A martillazos. ¿Cómo, si no, pueden resquebrajarse a estas alturas nuestras últimas certezas? Tal vez por ello, el filósofo alemán Peter Sloterdijk (Karlsruhe,1947), en la cercana estirpe de Nietzsche y en la más lejana de Diógenes, presuma de vocación polémica y de pensar asomado al abismo de la nada.

Su filosofía –inclasificable, como su obra– no brinda propuestas, sino que desenreda genealogías, olfateando, con un espíritu muy posmoderno y oriental, los vestigios culturales, teológicos o científicos del mundo contemporáneo.

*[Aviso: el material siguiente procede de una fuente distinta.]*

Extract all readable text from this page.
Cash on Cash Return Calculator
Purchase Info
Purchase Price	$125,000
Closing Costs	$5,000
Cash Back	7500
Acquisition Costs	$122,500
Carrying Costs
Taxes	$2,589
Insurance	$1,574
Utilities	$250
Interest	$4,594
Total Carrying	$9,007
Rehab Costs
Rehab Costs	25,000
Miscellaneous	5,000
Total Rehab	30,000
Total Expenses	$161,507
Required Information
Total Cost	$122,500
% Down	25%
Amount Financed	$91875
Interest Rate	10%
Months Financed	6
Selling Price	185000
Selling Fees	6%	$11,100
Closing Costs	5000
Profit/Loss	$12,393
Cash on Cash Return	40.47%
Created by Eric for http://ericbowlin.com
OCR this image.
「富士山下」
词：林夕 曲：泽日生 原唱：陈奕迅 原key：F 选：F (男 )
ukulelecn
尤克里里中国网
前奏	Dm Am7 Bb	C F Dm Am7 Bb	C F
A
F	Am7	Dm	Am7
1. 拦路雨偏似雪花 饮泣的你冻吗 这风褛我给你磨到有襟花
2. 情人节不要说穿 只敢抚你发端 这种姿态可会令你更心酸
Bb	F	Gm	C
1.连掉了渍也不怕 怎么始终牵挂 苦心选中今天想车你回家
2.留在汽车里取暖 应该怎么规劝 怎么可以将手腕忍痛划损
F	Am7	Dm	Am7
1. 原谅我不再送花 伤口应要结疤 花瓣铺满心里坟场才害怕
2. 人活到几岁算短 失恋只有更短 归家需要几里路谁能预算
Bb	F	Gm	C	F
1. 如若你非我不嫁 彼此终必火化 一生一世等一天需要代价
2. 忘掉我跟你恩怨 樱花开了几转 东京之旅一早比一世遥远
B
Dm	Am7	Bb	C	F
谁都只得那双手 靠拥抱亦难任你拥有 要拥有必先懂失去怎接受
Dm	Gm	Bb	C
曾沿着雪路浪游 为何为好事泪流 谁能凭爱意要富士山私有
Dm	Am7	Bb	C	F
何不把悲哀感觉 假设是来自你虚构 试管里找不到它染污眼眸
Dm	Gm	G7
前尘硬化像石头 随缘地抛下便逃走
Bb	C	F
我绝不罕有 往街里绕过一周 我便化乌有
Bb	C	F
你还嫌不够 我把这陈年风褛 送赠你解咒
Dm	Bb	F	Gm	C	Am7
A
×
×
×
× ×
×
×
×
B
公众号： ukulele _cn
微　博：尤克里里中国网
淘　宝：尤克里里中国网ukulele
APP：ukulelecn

Hay que reconocer su destreza a la hora de ingeniar neologismos. Y si es uno de los filósofos más leídos de hoy, eso se debe, en gran parte, a la heterogeneidad y expresividad de su prosa.

Su participación, junto a Rüdiger Safransky, en el programa televisivo El cuarteto filosófico, que remeda el nombre del conocido espacio literario que presentaba Marcel Reich-Ranicki, le sirvió durante casi una década para convertirse en uno de los intelectuales de referencia en la opinión pública alemana.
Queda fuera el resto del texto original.